I want to start by explaining why I chose to build a Brainfuck compiler. Brainfuck, if you don't know it, is an esoteric programming language. It only has eight total instructions (explained below) that are all represented by a single character. This makes the parsing step extremely easy and allows me to focus on the compilation itself.

How does Brainfuck work?

Brainfuck is conceptually very similar to a Turing machine. All data is represented in a large byte array (often 30000 elements) and accessed one cell at a time. The current position in the array is called the data pointer.

Command Explanation
> Move the data pointer right by 1 element
< Move the data pointer left by 1 element
+ Increase the value at the data pointer by 1
- Decrease the value at the data pointer by 1
. Print the value at the data pointer interpreted as ASCII (equivalent to putchar)
, Read one character and save its ASCII value at the data pointer (equivalent to getchar)
[ Starts a loop
] If the value at the data pointer is nonzero, jump back to the matching bracket

Should you write any real programs this way? Probably not. But it is fun to see what you can get away with.
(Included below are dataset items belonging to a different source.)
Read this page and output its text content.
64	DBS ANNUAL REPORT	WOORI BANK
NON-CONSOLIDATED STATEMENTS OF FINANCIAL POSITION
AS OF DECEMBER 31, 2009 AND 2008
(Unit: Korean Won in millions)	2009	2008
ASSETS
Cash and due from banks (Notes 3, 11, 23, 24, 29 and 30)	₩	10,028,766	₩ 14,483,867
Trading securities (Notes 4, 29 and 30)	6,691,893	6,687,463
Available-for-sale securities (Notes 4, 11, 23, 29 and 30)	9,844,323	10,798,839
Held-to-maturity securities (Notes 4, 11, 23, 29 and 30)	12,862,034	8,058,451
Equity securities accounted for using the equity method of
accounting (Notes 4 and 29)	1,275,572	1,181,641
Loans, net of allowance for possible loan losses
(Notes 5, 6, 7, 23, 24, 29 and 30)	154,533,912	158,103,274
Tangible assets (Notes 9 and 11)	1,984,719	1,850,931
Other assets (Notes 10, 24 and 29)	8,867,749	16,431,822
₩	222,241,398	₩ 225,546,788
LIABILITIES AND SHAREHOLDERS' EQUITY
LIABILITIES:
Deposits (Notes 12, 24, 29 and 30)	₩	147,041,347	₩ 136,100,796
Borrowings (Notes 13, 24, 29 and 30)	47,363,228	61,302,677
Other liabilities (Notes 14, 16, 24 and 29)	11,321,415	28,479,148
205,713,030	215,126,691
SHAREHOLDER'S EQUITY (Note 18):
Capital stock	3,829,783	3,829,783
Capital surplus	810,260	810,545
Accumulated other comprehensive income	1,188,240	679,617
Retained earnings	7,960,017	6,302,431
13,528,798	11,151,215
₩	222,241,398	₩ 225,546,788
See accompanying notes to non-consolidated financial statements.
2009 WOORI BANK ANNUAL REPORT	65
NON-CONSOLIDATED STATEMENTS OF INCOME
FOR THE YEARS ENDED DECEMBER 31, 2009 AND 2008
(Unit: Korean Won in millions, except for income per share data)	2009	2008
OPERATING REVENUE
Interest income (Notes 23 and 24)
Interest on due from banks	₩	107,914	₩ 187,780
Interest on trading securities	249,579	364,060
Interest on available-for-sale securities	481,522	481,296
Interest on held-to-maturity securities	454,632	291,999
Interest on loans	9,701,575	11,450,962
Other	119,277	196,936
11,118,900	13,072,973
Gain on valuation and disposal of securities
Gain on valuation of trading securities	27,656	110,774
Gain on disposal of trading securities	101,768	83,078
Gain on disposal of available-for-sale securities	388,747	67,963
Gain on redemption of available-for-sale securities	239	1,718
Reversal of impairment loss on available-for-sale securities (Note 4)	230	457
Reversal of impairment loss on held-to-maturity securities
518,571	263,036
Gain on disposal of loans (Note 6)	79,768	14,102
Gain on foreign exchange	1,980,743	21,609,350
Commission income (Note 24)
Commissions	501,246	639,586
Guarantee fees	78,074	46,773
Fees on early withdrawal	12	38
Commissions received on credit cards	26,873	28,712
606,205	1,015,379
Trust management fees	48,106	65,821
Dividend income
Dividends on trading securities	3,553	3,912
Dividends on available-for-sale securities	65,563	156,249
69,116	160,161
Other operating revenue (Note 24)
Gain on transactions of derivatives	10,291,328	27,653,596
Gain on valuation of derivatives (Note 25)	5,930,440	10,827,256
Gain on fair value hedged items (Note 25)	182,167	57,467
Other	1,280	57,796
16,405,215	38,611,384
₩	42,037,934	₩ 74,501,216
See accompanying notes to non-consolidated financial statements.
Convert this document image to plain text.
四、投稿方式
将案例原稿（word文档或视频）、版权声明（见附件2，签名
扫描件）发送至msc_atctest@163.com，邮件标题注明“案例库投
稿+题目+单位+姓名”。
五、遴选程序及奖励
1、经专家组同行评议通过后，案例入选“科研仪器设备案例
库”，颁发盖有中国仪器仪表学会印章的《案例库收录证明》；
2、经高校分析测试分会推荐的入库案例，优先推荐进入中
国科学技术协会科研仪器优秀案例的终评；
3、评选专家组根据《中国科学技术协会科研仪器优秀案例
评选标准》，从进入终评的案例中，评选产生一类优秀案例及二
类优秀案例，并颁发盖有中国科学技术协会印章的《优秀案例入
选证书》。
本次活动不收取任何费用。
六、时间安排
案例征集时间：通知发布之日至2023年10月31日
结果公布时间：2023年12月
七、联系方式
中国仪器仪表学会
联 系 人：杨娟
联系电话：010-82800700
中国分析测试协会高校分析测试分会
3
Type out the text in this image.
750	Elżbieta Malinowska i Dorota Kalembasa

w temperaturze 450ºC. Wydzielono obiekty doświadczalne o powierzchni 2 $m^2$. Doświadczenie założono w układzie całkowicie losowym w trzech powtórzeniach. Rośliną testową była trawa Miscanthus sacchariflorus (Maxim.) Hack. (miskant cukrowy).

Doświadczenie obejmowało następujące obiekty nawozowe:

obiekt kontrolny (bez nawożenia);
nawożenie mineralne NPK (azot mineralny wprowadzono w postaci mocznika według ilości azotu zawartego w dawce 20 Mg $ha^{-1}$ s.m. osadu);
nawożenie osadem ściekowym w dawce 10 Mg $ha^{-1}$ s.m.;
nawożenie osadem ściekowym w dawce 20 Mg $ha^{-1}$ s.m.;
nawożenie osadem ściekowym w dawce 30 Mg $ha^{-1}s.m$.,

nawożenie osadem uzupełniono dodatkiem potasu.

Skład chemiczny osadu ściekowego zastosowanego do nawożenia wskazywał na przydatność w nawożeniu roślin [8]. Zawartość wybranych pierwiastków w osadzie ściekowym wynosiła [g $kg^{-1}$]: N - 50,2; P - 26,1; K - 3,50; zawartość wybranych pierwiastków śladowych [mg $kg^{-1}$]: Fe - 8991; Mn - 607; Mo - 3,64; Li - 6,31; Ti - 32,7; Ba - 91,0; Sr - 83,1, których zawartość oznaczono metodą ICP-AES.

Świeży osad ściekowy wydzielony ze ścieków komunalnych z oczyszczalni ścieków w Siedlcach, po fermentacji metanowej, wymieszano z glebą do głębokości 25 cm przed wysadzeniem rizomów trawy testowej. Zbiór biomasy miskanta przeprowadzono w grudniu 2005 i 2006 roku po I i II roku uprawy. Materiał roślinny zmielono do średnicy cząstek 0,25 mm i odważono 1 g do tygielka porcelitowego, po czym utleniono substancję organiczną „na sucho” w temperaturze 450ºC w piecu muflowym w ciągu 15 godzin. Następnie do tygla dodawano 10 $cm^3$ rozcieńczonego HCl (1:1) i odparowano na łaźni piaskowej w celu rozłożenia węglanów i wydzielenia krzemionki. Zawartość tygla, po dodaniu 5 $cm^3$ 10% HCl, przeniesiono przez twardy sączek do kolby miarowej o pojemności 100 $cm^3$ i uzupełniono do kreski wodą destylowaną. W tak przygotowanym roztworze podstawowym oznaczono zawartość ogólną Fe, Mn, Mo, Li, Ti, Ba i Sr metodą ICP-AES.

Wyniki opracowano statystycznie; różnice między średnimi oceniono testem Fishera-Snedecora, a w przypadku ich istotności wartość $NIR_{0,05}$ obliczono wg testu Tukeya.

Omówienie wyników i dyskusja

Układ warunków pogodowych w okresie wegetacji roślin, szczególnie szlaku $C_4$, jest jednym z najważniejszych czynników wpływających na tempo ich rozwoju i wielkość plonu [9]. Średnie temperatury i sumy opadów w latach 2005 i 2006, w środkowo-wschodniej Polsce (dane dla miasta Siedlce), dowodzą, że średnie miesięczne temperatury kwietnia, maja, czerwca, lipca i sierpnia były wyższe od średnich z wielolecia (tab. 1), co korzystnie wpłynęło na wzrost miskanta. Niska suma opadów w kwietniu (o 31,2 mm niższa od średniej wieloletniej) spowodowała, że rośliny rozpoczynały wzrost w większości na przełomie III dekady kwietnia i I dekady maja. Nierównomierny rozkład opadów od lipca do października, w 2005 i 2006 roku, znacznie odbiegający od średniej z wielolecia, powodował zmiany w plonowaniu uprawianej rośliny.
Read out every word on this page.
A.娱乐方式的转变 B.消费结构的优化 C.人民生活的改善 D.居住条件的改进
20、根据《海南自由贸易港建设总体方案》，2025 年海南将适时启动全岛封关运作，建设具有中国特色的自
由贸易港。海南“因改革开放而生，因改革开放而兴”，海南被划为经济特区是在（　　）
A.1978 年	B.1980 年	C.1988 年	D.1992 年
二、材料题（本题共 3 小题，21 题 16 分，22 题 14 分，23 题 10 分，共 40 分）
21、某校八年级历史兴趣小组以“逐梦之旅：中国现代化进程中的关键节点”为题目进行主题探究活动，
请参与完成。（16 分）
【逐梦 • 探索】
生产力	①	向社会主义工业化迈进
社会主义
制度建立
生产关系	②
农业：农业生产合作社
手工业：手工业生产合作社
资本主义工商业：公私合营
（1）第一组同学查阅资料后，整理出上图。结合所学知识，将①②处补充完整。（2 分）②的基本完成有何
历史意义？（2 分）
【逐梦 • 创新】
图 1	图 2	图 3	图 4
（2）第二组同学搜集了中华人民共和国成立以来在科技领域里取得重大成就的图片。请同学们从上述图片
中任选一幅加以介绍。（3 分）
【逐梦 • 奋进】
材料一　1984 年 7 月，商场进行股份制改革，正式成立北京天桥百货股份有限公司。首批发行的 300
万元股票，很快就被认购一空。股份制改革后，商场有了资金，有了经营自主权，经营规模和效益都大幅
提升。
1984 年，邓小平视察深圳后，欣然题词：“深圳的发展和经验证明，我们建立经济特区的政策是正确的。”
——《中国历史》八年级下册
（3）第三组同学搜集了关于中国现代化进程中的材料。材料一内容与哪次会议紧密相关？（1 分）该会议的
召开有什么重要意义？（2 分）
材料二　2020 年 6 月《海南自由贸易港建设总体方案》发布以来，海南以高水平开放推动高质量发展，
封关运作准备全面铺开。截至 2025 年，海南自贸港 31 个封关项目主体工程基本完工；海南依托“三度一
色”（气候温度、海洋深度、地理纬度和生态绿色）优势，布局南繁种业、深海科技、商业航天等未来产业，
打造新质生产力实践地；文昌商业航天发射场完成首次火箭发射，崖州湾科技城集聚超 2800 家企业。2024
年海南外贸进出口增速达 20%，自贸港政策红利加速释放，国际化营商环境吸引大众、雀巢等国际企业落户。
Overall, Brainfuck is a "real" enough language that it makes sense to write a compiler for it (e.g. there is a "Hello World" example you can find on Wikipedia and that should work with this compiler). So, why use Cranelift to write it? I initially looked into llvm which is also what Rust, clang and many more compilers use. However, I did not find any of the Rust bindings for llvm particularly intuitive. If you need to use llvm with Rust, inkwell is probably your best bet right now. But there are also alternative compiler frameworks. I decided to go with Cranelift since it is a product of the Rust/WASM space. While it does not support all the targets of llvm yet, it is perfectly sufficient for a toy project like this one.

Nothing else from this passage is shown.